FatherSon Ventures

Building a Relationship through Adventure

Surviving Marital Discord

Written By: Scot Butwell - Jan• 25•13

RSCN1935Recently, my wife got upset with me because she couldn’t find the fabric dryer sheets in the kitchen cabinet under the sink. She demanded I look for them after she briefly looked for and couldn’t find the sheets.

The tone of voice made my nerves cringe, and I did not have the  opportunity to tell her I must have moved the sheets from the right to left side of the cabinet the last time I helped out with the laundry.
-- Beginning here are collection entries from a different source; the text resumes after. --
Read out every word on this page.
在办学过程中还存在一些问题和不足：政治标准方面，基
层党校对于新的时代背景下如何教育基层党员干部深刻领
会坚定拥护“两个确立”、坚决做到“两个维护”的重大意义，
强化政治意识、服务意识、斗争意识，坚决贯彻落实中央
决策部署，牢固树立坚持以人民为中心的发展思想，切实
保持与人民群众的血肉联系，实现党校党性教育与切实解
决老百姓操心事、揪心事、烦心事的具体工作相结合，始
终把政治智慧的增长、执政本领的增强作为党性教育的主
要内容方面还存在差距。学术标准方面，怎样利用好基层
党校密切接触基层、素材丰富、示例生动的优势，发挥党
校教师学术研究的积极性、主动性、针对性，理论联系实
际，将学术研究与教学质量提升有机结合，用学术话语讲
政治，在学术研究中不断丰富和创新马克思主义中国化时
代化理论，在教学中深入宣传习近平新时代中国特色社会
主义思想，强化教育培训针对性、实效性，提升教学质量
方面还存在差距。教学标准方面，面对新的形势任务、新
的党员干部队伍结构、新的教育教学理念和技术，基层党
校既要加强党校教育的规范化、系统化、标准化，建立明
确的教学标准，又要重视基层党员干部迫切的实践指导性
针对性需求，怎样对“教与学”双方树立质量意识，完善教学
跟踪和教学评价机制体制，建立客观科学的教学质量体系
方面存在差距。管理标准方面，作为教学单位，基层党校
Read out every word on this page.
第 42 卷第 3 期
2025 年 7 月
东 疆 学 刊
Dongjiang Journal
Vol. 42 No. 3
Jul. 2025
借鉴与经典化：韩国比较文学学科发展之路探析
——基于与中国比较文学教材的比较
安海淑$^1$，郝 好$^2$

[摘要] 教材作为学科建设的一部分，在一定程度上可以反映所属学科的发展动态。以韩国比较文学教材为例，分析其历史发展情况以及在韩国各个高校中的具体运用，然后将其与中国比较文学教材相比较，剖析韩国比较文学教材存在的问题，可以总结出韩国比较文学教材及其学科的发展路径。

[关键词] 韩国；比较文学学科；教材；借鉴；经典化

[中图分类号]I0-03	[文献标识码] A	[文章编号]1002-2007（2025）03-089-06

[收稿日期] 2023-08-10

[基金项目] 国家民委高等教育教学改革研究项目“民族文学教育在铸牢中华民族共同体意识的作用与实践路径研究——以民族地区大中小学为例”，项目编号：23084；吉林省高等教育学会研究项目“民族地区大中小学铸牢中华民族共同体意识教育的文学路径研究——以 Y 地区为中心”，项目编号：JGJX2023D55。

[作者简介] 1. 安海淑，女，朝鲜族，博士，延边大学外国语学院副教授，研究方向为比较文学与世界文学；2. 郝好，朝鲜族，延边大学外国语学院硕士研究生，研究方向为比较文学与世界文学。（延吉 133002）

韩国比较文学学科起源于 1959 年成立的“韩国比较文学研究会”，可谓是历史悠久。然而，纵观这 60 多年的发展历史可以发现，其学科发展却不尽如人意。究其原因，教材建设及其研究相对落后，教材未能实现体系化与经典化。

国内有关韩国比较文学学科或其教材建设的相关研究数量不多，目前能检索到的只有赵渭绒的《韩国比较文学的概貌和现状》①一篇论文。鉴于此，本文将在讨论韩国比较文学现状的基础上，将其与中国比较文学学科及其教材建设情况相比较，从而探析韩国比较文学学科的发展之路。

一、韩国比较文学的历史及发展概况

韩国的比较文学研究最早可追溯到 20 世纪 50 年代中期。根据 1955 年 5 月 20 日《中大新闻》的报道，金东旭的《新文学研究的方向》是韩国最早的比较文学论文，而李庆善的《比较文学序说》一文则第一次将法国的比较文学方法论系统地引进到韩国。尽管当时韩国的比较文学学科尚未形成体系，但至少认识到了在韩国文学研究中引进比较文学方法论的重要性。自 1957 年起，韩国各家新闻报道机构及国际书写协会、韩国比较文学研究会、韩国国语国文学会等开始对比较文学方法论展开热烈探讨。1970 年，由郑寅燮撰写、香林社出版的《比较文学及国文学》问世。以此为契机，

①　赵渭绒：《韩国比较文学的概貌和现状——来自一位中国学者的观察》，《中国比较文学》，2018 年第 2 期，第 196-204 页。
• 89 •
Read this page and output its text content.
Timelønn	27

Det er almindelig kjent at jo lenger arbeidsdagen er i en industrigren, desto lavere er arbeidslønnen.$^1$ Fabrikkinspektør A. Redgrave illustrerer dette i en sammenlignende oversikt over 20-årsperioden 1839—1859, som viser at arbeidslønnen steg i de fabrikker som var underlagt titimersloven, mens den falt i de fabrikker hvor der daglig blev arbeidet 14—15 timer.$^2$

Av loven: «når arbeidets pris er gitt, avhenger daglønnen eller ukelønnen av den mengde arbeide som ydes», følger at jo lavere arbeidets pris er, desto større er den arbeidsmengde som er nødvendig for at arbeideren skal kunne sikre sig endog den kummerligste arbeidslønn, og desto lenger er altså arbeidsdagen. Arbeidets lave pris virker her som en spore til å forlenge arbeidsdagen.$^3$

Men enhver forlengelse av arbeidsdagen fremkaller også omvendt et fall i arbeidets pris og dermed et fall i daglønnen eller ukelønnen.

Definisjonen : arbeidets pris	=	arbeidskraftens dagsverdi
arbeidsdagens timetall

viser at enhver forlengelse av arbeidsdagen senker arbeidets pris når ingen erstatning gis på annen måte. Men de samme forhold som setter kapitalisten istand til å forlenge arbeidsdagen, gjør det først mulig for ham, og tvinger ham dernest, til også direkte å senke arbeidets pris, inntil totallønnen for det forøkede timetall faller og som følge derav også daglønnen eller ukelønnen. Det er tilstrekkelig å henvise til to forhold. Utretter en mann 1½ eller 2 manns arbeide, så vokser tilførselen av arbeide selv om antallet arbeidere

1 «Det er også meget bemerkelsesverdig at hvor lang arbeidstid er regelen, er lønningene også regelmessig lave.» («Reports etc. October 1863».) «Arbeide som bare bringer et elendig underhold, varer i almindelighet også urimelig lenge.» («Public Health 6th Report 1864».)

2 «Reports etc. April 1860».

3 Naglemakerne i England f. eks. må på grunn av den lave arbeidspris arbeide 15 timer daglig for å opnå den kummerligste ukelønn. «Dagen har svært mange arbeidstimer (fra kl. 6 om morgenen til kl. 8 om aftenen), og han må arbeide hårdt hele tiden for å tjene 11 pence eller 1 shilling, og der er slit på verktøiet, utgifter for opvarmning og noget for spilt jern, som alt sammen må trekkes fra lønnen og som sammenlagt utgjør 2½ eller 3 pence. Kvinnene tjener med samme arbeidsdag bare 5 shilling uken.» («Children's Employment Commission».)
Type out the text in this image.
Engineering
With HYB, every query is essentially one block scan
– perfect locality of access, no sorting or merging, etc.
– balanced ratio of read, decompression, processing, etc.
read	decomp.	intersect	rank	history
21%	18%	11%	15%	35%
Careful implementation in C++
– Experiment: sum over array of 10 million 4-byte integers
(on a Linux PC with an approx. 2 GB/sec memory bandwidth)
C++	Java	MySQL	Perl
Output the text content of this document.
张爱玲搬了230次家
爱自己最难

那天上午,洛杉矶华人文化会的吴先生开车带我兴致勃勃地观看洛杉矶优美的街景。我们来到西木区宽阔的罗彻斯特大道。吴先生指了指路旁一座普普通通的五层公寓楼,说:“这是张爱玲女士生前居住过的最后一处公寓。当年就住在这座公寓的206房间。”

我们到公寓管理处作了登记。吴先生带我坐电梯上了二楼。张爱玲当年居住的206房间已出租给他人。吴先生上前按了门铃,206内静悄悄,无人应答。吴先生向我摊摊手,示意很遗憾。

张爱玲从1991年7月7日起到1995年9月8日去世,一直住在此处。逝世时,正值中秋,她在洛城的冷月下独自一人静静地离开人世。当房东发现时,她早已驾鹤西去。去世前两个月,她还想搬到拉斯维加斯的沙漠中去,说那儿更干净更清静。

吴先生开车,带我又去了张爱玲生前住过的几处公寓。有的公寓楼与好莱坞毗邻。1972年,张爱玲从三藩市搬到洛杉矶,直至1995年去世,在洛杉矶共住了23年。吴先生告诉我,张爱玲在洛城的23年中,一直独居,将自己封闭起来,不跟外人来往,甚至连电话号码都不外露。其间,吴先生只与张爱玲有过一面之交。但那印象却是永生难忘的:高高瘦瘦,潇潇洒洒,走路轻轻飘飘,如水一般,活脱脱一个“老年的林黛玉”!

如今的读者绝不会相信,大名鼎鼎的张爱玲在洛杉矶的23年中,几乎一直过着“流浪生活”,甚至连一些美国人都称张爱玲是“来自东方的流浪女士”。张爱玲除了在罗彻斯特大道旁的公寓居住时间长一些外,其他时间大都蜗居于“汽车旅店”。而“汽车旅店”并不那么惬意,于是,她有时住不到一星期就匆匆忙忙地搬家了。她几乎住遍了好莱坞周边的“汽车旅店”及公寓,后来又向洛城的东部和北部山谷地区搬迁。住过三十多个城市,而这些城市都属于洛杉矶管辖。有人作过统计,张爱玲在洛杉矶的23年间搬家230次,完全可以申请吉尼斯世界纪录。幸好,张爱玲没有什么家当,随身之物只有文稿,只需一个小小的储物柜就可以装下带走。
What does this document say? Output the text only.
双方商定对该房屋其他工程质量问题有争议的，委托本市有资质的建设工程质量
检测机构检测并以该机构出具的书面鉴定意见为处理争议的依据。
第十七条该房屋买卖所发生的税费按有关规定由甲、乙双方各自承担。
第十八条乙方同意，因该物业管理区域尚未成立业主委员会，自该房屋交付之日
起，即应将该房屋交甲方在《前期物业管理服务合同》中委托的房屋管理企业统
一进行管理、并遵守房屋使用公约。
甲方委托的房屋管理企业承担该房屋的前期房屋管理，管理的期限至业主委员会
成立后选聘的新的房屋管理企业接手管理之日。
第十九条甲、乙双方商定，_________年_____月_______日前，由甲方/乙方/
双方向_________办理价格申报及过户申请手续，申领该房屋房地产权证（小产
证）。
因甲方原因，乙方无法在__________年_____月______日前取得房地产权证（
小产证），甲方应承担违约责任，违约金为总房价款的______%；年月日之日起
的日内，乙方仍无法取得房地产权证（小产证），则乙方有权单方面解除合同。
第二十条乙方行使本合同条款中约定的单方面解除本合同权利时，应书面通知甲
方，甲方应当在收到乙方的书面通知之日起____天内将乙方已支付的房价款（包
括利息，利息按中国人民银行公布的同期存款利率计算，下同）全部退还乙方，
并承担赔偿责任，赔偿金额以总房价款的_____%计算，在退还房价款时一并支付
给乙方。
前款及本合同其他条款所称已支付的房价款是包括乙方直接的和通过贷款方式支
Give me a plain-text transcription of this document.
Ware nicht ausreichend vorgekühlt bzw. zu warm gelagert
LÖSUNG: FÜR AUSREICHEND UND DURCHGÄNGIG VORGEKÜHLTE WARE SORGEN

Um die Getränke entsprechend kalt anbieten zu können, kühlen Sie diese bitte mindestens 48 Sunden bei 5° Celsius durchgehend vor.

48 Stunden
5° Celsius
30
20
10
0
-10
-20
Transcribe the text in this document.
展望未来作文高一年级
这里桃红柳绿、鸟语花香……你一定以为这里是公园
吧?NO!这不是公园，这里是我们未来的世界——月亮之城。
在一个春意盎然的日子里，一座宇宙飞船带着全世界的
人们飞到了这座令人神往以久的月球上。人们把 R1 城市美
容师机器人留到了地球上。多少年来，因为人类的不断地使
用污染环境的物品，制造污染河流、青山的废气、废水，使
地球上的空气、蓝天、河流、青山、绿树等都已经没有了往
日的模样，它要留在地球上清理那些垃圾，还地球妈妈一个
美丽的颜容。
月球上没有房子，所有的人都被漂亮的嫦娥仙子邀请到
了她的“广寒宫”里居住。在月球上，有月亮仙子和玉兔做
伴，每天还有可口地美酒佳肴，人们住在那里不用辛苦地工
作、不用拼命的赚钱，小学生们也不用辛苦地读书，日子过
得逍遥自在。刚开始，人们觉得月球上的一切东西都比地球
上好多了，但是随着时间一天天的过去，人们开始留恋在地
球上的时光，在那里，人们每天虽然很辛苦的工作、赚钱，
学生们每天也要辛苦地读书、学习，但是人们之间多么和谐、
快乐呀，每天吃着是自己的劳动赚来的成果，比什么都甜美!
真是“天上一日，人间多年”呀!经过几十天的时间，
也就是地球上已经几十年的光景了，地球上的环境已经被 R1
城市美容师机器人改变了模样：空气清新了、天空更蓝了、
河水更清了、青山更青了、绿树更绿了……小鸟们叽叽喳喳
It was really simple. Look on both sides of the kitchen cabinet and the dryer sheets would have been found and the situation would not have intensified. However, you are smart enough to know that’s not how it happens.

“What’s THIS?” the Wife screamed in my direction, holding out a plastic bag with Gain detergent and a box of chocolate brownie squares.

“It’s brownies,” I said calmly.  “I must have forgotten to take them out of the bag from my trip to Target.”

My reasonable answer, combined with the absurdity of a conflict over fabric dryer sheets and brownie squares, didn’t make the situation any better.

And it’s probably best to leave out details about what happened next. I will just say it could have been avoided with a much less emotional approach.

We’re both Christians, and we’ve had hundreds of these types of conflicts throughout our 15 years of marriage. We know 1 Corinthians 13: Love is patient, love is kind…it is not easily angered, it keeps no record of wrongs.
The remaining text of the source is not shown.